En efecto, el presidente de EEUU, Donald Trump, suele ordenar bombardeos en fin de semana para sortear el castigo de la Bolsa, y aquel día que lanzó un ataque sobre Venezuela, el pasado 3 de enero, era sábado. Los soldados estadounidenses mataron a un centenar de personas, entre ellos 32 soldados cubanos de la guardia personal del presidente Nicolás Maduro, que fue secuestrado para ser encerrado en una cárcel en Nueva York.

Elena recuerda aquella noche mientras charla junto al Coppelia, la mítica heladería de La Habana retratada en la película Fresa y Chocolate, que ahora no vive sus mejores días por las dificultades para mantener los helados a la temperatura apropiada.

Y es que los efectos de la asfixia energética de Trump sobre la isla se perciben en cada pequeño detalle de la vida de los cubanos en la isla: La Habana se ha convertido en una capital silenciosa, en la que las calles se han olvidado de los atascos en hora punta y apenas se ven coches por la tarde, porque escasea el combustible.

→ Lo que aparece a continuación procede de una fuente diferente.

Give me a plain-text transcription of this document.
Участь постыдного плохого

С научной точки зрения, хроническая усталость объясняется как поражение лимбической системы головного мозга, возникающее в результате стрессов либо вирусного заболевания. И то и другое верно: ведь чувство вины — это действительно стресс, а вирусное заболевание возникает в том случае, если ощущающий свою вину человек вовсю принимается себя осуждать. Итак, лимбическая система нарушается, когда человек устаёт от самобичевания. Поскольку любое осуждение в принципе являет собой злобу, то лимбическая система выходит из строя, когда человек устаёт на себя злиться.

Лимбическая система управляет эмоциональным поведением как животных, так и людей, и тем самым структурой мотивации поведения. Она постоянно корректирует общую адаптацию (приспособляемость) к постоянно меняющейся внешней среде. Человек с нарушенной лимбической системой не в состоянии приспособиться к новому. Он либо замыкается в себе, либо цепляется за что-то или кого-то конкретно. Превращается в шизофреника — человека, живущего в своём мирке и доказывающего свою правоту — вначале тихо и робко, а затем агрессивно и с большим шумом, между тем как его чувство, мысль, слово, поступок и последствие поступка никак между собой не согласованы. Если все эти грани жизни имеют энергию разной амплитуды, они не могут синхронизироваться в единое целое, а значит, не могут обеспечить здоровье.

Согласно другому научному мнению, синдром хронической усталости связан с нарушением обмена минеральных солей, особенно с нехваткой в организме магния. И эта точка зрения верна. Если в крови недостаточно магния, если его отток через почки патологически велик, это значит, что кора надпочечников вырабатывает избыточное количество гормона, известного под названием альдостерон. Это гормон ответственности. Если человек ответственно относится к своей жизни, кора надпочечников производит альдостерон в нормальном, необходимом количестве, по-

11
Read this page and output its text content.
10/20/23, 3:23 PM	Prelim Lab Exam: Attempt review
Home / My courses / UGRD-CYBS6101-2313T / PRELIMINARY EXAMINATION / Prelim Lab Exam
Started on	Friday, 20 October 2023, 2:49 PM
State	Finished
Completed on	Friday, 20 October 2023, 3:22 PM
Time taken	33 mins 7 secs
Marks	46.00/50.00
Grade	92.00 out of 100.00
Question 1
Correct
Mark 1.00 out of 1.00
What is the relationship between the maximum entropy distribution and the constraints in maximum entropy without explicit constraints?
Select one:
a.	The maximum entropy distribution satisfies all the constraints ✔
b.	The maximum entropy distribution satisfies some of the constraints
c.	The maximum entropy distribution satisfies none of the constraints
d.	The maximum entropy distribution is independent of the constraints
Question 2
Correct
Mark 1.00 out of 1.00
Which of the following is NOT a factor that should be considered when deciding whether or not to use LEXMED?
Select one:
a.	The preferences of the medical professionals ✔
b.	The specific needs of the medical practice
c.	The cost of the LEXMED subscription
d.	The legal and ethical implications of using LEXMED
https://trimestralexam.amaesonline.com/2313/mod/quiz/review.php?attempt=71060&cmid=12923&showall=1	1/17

Y los vehículos que se ven son coches, motos y triciclos eléctricos, que hacen su agosto como taxis. El tránsito de los autobuses también ha descendido, la movilidad de las personas se ha reducido considerablemente y La Habana se ha convertido en una capital en la que no existe ese trajín de personas habitual en las grandes ciudades del mundo.

Una pareja del barrio del Vedado explica: “Nosotros le llamamos el sonido del 'no hay nada'. Cuando hay corriente, se oyen los ventiladores, los aires, el zumbido de las bombillas. Y cuando hay agua, se oyen las cañerías. Pero cuando no hay, el sonido es el silencio, todo está callado, está todo como en modo reposo”.

Y esa sensación desangelada se vive también en los hoteles, donde apenas hay huéspedes. “¿Quién va a querer venir si EEUU ha catalogado a Cuba de terrorista y hay cortes de luz y no hay combustible por el bloqueo energético?”, se pregunta un funcionario cubano.

“La situación se ha vuelto peor, y eso es una responsabilidad prácticamente exclusiva de Trump y sus políticas”; afirma Fabio Fernández Batista, profesor de la Facultad de Historia de la Universidad de La Habana: “El costo del movimiento en la ciudad, máquinas mediante, se ha multiplicado por dos y por tres en unos meses, simplemente porque no entra petróleo a Cuba. Y todo el mundo este de los vehículos eléctricos ha garantizado un nivel de vitalidad en la ciudad que es tremendo”.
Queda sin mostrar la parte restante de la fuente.